Groups working to clean up Parkersburg

City, Solid Waste Authority support volunteer efforts

Photo provided by the Warehouse Church Josh Turner and his daughter, Emery, help clean a sidewalk along Garfield Avenue during the Warehouse Church’s inaugural Spruce Up the City event on April 13.

PARKERSBURG — Various groups are working to clean up the city, one street or block at a time.

In March, employees from the Parkersburg Development Department picked up trash and got Friendship Park ready for spring planting with the assistance of students from Parkersburg South High School as part of the United Way Day of Service. The Avery Historical District Community Association did its first cleanup of the year last month and has another one planned for Saturday from Quincy Park to Eighth Street.

“We thank them and appreciate it,” Parkersburg Mayor Tom Joyce said of the various cleanup efforts. “I think it’s great for folks to take pride in their community.”

The street sweeps in the Avery Street Historical District started last year, said Fuchsia Saarinen, president of the nonprofit community association, as one of several efforts to encourage improvement in the neighborhood.

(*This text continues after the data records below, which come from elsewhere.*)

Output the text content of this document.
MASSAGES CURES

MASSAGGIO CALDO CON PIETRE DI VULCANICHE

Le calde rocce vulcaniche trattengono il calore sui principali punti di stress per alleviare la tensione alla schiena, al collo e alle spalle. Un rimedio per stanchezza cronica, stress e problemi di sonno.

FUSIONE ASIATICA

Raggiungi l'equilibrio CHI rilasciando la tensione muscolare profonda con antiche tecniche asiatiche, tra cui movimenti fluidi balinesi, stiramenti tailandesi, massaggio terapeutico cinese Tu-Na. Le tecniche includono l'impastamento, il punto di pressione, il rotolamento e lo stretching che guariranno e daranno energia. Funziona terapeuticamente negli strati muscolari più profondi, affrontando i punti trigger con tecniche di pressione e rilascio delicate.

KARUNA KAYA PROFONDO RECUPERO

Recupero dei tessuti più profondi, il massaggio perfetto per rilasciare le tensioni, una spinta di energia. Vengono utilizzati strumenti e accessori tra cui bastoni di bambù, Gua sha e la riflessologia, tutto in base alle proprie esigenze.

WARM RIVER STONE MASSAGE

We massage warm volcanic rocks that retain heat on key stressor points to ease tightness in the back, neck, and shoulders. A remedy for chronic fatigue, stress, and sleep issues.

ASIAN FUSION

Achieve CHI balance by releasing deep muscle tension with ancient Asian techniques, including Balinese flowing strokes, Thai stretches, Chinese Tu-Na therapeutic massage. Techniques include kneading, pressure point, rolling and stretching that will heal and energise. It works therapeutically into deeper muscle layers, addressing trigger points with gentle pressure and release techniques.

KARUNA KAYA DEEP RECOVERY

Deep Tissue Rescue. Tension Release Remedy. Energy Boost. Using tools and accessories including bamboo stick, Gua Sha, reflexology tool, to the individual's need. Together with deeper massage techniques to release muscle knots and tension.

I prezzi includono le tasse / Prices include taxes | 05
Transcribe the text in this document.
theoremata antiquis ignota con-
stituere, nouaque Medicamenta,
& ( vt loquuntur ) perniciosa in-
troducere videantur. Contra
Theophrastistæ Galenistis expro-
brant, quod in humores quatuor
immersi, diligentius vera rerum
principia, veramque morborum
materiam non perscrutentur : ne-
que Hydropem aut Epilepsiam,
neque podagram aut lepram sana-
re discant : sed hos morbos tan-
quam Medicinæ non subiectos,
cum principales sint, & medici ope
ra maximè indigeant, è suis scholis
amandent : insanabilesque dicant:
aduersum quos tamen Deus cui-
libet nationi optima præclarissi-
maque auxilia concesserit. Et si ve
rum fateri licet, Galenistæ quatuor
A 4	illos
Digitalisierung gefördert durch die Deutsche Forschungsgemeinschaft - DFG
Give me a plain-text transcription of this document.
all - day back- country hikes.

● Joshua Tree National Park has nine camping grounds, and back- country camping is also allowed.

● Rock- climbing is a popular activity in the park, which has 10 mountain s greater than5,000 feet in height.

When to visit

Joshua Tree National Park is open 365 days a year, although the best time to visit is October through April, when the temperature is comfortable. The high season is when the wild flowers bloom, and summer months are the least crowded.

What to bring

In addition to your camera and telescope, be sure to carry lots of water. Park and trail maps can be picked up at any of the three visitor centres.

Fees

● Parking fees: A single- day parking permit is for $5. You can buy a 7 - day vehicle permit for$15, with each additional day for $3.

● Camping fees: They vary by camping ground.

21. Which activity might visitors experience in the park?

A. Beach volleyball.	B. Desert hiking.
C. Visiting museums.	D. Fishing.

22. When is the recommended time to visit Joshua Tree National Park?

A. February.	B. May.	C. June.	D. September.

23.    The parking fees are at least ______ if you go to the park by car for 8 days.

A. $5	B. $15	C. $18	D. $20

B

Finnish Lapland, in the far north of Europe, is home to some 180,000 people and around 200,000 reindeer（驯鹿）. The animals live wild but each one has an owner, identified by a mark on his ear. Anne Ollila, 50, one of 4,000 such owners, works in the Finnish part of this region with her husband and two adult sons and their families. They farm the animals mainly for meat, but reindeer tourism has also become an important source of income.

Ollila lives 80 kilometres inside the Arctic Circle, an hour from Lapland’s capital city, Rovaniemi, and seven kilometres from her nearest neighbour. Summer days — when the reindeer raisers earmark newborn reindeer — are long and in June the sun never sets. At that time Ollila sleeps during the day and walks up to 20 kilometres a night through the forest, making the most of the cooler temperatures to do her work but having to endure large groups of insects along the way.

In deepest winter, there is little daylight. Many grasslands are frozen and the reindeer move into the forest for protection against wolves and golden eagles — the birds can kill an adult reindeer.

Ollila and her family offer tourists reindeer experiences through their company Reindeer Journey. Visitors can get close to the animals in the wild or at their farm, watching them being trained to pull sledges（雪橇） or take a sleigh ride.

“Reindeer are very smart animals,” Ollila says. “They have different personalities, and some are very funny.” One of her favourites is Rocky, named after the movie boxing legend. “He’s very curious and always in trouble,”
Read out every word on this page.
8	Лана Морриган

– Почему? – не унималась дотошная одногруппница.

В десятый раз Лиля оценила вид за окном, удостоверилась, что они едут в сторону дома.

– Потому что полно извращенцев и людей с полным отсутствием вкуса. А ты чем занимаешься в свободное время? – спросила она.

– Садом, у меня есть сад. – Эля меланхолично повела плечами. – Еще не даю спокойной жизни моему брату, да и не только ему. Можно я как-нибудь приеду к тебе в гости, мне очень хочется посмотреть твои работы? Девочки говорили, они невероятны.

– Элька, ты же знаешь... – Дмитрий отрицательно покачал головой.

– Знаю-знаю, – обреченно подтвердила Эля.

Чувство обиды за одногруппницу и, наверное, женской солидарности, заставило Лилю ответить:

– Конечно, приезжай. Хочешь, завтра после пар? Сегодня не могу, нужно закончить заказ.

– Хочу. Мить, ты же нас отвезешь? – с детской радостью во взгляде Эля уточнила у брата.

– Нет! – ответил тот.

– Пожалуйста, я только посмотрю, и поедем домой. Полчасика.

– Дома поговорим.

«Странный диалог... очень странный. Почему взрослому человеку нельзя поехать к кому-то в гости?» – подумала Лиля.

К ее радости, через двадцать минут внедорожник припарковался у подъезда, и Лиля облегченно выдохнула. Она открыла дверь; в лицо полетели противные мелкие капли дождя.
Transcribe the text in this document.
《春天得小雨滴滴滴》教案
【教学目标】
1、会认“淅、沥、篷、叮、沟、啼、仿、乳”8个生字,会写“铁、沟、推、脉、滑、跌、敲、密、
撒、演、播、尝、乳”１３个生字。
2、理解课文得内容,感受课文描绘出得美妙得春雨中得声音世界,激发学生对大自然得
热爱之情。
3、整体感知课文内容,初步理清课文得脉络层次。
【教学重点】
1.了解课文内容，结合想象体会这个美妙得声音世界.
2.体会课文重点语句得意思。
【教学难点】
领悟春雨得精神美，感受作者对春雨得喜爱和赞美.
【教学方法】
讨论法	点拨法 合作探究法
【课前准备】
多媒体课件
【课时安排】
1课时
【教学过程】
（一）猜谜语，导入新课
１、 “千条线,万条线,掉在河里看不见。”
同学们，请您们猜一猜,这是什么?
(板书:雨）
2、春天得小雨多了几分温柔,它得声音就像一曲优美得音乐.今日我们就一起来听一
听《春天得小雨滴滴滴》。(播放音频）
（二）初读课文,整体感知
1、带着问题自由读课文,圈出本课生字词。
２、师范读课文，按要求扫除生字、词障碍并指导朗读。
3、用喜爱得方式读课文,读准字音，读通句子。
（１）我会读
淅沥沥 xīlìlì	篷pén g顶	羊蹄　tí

“Trash is a big problem in the district,” she said. “We knew from day one that we needed to pick up trash and it was going to be an ongoing thing.”

The dates and locations of the sweeps are determined at the association’s monthly meetings, based on the input of residents and when people are available to help out.

“It makes a huge difference,” Saarinen said. “It just looks cleaner.”

A significant cleanup also helps it stay that way, because people are less likely to litter in a clean area than one that already has garbage strewn about, she said.

“Following those sweeps, it takes longer for it to get bad again,” Saarinen said.

The Warehouse Church held its first community cleanup on April 13, picking up litter and edging sidewalks along Murdoch and Garfield avenues.

“Pastor Justin (Enoch) talks often about the church rising up and taking its place. It’s our city and our problem,” outreach director Jennifer Wright said.

Between 55 and 60 people turned out for the event, which the church plans to make a monthly activity, she said.

On the same day, the Memorial Church of the Good Shepherd held its Neighborhood Spring Cleanup, something it’s been doing for several years. A number of groups assisted with the effort, which focused on Seventh Street. Two or three trailer loads of tires alone were removed, Joyce said.

Both the city and the Wood County Solid Waste Authority are willing to provide assistance to groups wanting to do cleanups.

Solid Waste Authority Director John Reed said his agency provides yellow safety vests, gloves, trash bags and pick sticks, as well as orange survey flags people can use to mark the location where needles are found so law enforcement officers can dispose of them later.

Joyce said the city can provide sanitation trucks, street sweepers and a Dumpster in areas where cleanups are planned. It just takes communication.

“Let us know where you’re going to be and what you’re going to be doing,” Joyce said. “We want to make any and all resources available to the groups and the person coordinating the effort.”

People can do that by contacting the Sanitation Department at 304-424-8570 or the mayor’s office at 304-424-8416.

Reed said it seems like there has been “a slight uptick” in cleanup activities.

“The more we get the news out … then other groups read it and say, ‘Hey, there’s an idea,'” he said.

That’s part of the goal of an upcoming cleanup slated for 9 a.m. to noon Saturday, May 4, by Boy Scout Troop 4 as part of the annual World Scouts Trash the Trash Day. Assistant Scoutmaster Al Hupp said the boys will focus on 20th Street between St. Marys and Park avenues.

“I’m hoping our troop can kick this off and other troops can pick it up,” he said. “There’s a lot of units in our area. We can make a huge impact.”

Downtown PKB has a Cleanup/Greenup event scheduled two weeks later.